Esi Edugyan’s new novel, “Washington Black,” can’t seem to make up its mind. It is a fantastical 19th-century adventure, traveling from the Caribbean to the frozen arctic to the Moroccan desert, via air, sea and land. But it is also a meditation on the difficulty of attaining true freedom after breaking the bonds of slavery.

Early on these two aims work in concert, making for enjoyable and thoughtful passages, despite some rather stodgy 1830s dialogue. But soon the genres start to clash, creating discordant transitions when the escapism shifts to residual matters of life-or-death.

The book, which is longlisted for the Man Booker Prize in the U.K., opens in Barbados, where Wash is an 11-year-old slave. Edugyan excels at capturing the horrors of the plantation, leaning into the brutality so forcefully that when the slave master’s brother, Christopher Wilde, picks Wash to help with an experimental dirigible, it is hard to feel anything other than terror for him.

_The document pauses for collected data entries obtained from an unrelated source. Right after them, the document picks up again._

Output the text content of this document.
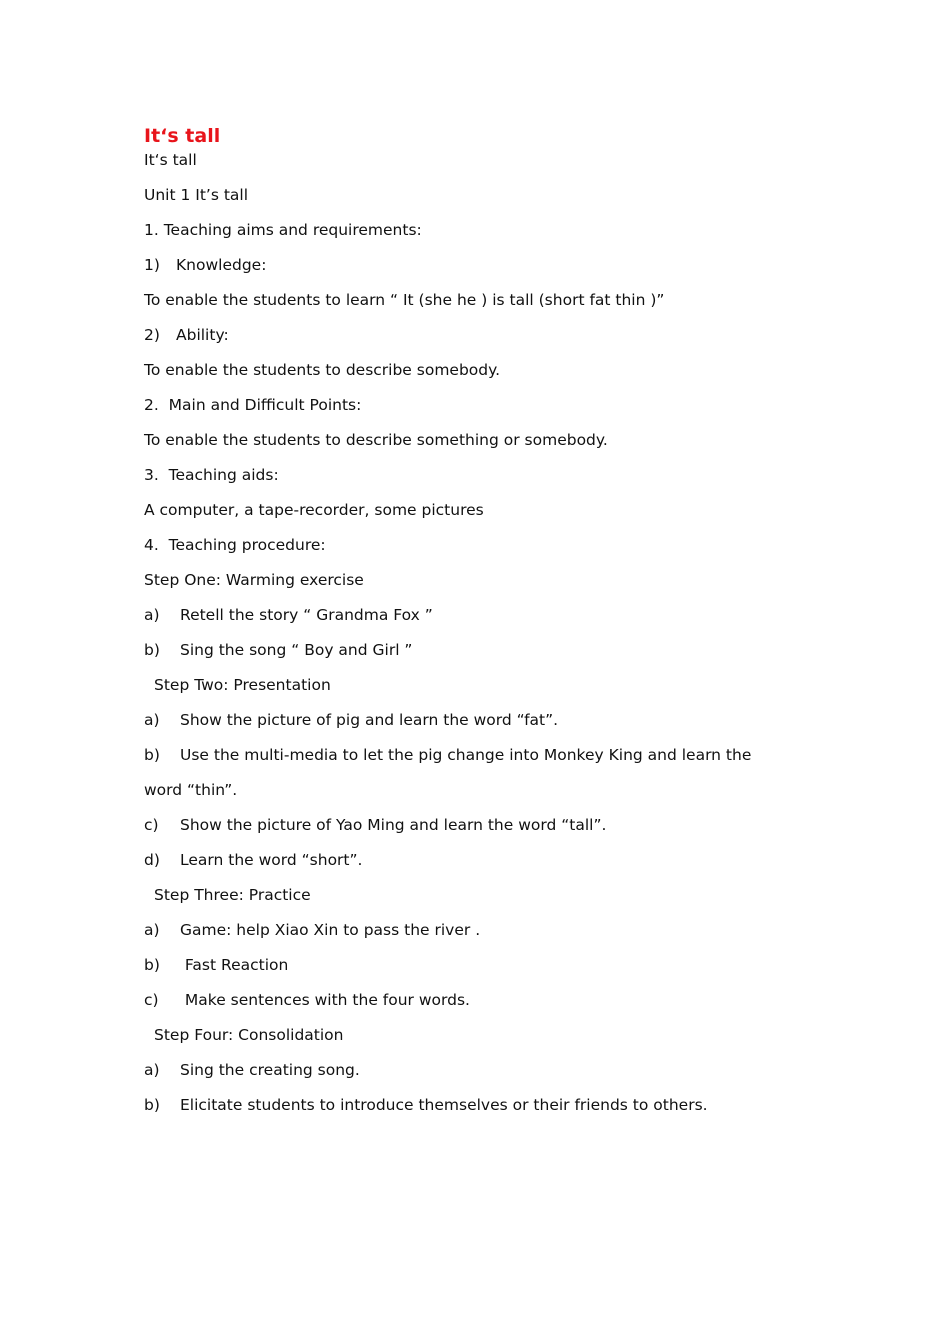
It‘s tall

It‘s tall

Unit 1 It’s tall

1. Teaching aims and requirements:

1) Knowledge:

To enable the students to learn “ It (she he ) is tall (short fat thin )”

2) Ability:

To enable the students to describe somebody.

2.  Main and Difficult Points:

To enable the students to describe something or somebody.

3.  Teaching aids:

A computer, a tape-recorder, some pictures

4.  Teaching procedure:

Step One: Warming exercise

a) Retell the story “ Grandma Fox ”

b) Sing the song “ Boy and Girl ”

Step Two: Presentation

a) Show the picture of pig and learn the word “fat”.

b) Use the multi-media to let the pig change into Monkey King and learn the

word “thin”.

c) Show the picture of Yao Ming and learn the word “tall”.

d) Learn the word “short”.

Step Three: Practice

a) Game: help Xiao Xin to pass the river .

b) Fast Reaction

c) Make sentences with the four words.

Step Four: Consolidation

a) Sing the creating song.

b) Elicitate students to introduce themselves or their friends to others.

Once Wash and Wilde leave the plantation, it seems the story will continue in the vein of Colson Whitehead’s masterful 2016 novel, “The Underground Railroad,” with Wash constantly looking over his shoulder as his past follows him. But he instead embarks on such bizarre escapades that the pursuit, such as it is, gets forgotten for stretches.

Wash encounters an eclectic cast of supporting characters, none of whom are well-developed, making him the only sympathetic character in the book. He discovers a gift for drawing, but then stretches the bounds of precocious youth into the realm of improbable congenital genius.

If you remain caught up in the adventure, “Washington Black” almost takes on the feel of fantasy. But if you overthink it, the spell is easily broken.